Infatti le Camere di commercio sono enti autonomi di diritto pubblico che svolgono, nell’ambito della circoscrizione territoriale di competenza, funzioni di interesse generale per il sistema delle imprese, curandone lo sviluppo nell’ambito delle economie locali (risultando in tal modo espressione delle imprese che compongono i diversi settori dell’economia provinciale, con funzioni di supporto e di promozione degli interessi generali delle imprese stesse), esse si caratterizzano per l’autogoverno e l’autoamministrazione organizzativa e funzionale, ma anche per l’autonomia finanziaria, cioè la assenza di finanziamenti statali correnti e di interventi finalizzati a garantirne il risanamento nei casi di deficit accumulati dalla gestione ordinaria.
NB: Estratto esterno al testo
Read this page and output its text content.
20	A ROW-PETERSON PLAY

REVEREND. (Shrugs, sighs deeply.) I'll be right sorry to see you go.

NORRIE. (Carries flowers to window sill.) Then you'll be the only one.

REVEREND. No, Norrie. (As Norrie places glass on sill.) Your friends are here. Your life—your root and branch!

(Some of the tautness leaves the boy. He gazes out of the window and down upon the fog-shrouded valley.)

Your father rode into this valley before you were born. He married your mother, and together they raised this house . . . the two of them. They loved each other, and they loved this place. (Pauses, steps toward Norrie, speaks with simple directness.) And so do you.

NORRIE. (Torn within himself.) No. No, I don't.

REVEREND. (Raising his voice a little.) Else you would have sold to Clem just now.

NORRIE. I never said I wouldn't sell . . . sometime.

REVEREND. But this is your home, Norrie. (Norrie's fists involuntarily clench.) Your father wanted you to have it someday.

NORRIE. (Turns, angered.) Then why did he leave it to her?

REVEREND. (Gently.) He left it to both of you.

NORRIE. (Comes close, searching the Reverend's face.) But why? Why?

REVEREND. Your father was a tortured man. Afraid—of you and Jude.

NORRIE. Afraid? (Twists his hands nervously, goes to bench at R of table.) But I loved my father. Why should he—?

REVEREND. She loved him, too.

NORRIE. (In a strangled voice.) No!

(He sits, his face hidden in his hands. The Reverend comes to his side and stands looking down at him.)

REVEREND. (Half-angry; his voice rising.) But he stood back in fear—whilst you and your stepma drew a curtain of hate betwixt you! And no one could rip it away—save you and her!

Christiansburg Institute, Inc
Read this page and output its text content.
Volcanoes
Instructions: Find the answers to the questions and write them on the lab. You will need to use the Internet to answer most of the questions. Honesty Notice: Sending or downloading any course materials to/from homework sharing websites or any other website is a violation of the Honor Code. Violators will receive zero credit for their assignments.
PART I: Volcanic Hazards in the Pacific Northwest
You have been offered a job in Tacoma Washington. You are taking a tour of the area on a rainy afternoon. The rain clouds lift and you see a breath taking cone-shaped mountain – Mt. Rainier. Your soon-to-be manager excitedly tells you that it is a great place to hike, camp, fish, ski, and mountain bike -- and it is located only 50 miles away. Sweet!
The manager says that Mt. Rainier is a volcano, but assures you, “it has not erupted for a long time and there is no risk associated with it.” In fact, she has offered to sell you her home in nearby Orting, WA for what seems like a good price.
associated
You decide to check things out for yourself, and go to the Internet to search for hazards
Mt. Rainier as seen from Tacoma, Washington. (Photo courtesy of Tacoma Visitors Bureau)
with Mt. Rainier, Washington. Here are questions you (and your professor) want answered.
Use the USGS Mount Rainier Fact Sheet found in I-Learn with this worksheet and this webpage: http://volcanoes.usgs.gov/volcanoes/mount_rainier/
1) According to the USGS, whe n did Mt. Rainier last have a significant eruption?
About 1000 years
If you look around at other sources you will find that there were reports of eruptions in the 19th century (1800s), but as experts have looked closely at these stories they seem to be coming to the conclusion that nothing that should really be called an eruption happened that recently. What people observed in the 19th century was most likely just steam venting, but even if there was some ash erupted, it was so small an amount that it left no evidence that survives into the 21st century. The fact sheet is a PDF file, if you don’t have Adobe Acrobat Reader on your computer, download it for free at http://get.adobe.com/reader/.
Poiché il diritto camerale è divenuto il principale strumento di sostegno di iniziative finalizzate a tutelare e sviluppare quei settori economici capaci, a loro volta, di generare effetti di crescita e di occupazione, è chiaro che la normativa censurata, riducendo le risorse disponibili (ormai principalmente garantite da quelle versate dalle imprese) finisce per frustrare le aspettative che le imprese nutrono a seguito del versamento del diritto annuale alle Camere di commercio. L’obbligo di versamento allo Stato dei risparmi conseguiti mina gravemente la sostenibilità della gestione economico-finanziaria e determina un aggravamento dei bilanci di detti enti, le cui entrate risultano, a regime, effettivamente dimezzate. In conclusione: l’equilibrio della finanza pubblica allargata non può essere realizzato attraverso lo “sbilanciamento” dei conti delle Camere di commercio. È di tutta evidenza, difatti, come realizzare un punto di equilibrio macroeconomico attraverso il correlato squilibrio del sistema camerale costituisca una intrinseca irragionevolezza, che, oltretutto, provoca indubbi riflessi negativi sui servizi alle imprese.